Before the time when God entered into the temple of the Virgin’s womb, turning it into Heaven, the Virgin first had to enter into the earthly Heaven, the Temple and House of God. Even though she was only three years old, she did so completely willingly, completely joyfully. In the Protoevangelium of St. James it says “And when the child was three years old, Joachim said: ‘Invite the daughters of the Hebrews that are undefiled, and let them take each a lamp, and let them stand with the lamps burning’...And they did so until they went up into the temple of the Lord. And the priest received her, and kissed her, and blessed her, saying: The Lord has magnified your name in all generations. In you, on the last of the days, the Lord will manifest His redemption to the sons of Israel. And he set her down upon the third step of the altar, and the Lord God sent grace upon her; and she danced with her feet, and all the house of Israel loved her” (Protoevangelium of James, ch.7).
St. Gregory Palamas, reflecting on this, said: “By her demeanor she showed that she was not so much presented into the Temple, but that she herself entered into the service of God of her own accord, as if she had wings, striving towards this sacred and divine love. She considered it most desirable and appropriate that she should enter into the Temple and dwell in the Holy of Holies. Therefore, the High Priest, seeing that this child, more than anyone else, had divine grace within her, wished to set her within the Holy of Holies. He convinced everyone present to welcome this, since God had advanced it and approved it. Through His angel, God assisted the Virgin and sent her mystical food, with which She was strengthened in nature, while in body she was brought to maturity and was made purer and more exalted than the angels, having the Heavenly spirits as servants.
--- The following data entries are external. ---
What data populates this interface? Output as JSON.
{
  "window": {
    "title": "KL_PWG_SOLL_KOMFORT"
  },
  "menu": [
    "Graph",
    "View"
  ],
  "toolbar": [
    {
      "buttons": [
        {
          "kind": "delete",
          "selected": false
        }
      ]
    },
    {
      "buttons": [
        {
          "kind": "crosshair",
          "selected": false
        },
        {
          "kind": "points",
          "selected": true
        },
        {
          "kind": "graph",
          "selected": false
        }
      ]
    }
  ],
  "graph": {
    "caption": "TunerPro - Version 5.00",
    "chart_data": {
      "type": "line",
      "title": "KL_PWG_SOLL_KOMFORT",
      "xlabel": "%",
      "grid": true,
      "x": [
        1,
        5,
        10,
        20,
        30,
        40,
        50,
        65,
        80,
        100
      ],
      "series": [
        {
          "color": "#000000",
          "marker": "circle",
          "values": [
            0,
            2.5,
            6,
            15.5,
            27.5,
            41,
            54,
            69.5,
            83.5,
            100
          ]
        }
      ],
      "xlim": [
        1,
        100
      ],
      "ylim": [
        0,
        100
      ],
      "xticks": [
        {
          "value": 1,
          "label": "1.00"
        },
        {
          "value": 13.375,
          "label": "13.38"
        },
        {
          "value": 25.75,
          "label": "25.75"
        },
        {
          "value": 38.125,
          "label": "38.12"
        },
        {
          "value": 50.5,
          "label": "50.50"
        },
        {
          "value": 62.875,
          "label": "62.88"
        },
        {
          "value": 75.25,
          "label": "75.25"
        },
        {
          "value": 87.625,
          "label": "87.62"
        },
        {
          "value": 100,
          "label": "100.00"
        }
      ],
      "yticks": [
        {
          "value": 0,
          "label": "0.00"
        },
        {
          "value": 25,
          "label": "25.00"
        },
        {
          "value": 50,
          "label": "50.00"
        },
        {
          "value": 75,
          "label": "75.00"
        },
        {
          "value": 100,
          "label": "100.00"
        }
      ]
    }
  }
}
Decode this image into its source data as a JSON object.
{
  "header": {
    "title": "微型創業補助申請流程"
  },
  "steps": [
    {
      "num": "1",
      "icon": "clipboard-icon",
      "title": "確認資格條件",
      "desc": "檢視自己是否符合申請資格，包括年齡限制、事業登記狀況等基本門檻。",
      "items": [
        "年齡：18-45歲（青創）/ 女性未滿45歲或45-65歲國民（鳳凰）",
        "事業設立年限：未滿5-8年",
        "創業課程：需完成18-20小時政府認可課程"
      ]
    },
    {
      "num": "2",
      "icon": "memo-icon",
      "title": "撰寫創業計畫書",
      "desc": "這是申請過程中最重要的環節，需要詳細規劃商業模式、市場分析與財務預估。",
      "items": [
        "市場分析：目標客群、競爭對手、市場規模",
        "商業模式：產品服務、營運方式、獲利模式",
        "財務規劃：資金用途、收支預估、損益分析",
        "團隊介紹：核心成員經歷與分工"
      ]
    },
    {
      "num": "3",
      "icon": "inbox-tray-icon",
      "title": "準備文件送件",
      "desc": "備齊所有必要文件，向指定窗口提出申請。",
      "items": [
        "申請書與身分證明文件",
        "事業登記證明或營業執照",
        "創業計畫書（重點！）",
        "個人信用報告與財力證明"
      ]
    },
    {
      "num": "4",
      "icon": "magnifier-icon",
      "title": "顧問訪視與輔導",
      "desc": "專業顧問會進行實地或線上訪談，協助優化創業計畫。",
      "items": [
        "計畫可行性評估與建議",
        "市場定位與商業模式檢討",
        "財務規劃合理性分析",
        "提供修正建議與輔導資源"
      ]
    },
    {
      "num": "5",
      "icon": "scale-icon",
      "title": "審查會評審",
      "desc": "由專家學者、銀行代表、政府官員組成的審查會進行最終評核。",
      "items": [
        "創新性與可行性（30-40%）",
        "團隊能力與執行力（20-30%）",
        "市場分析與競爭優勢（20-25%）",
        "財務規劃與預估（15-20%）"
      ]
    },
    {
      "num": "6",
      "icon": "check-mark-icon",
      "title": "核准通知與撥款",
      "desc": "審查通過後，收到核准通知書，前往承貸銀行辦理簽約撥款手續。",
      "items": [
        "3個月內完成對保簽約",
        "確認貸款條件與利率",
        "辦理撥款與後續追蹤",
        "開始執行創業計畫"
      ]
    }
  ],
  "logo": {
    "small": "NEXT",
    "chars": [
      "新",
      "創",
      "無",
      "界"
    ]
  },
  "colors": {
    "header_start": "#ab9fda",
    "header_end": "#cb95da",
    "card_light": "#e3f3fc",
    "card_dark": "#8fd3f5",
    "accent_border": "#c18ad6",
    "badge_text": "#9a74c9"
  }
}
She was led into the Holy of Holies not just on one occasion, but was accepted by God to dwell there permanently with Him during her youth, so that through her, the Heavenly Abodes might be opened and given for an eternal habitation to those who believe in her miraculous birthgiving” (St. Gregory Palamas, Excerpt from the Discourse on the Feast of the Entry of the Most Holy Theotokos into the Holy of Holies).
For us, the faithful, there is a clear message, a clear analogy. In order for Christ to dwell in us, and in order for Christ to be born in us, we must first prepare ourselves in order to make that happen. And how do we do it? The last tropar of the first Ode of the Canon at Vigil last night told us: “Having opened the gates of the temple of God, the Glorious Gate, through which human thoughts cannot pass, now urges us to to enter with her and to delight in her divine wonders.”
We must enter with her into the Temple, the House of God. And we are doing that today, and our sweet and all-loving God is here to pour out the miracle of grace upon us. But we must strive to become more. We must strive, like Mary, to become “fans” of God. Do you know what that means? “Fan” comes from the word “fanum” in Latin, which means “temple.” So a fan is someone who is always in the temple, super-enthusiastic about being in the House of God, a continual resident not an occasional visitor! Next, St Gregory Palamas told us that the High Priest recognized “the divine grace within her.” We too must strive with all our might to be like the Virgin by being free from sin and our passions, and becoming instead receptacles of grace, temples of the Holy Spirit, light-bearers and Christ-bearers. By this we will come to see many wonders, many miracles; miracles of God, miracles through the Mother of God, miracles through the saints, miracles all around us. How do we know that? What did Jesus say? “Blessed are the pure in heart, for they shall see God!” And what about this familiar verse from the Psalms, which talks about God’s Temple: “O God, in the Sanctuary is Thy way. Who is so great a god as our God? Thou art the God Who workest wonders!” (Psalm 76/77: 13). Amen.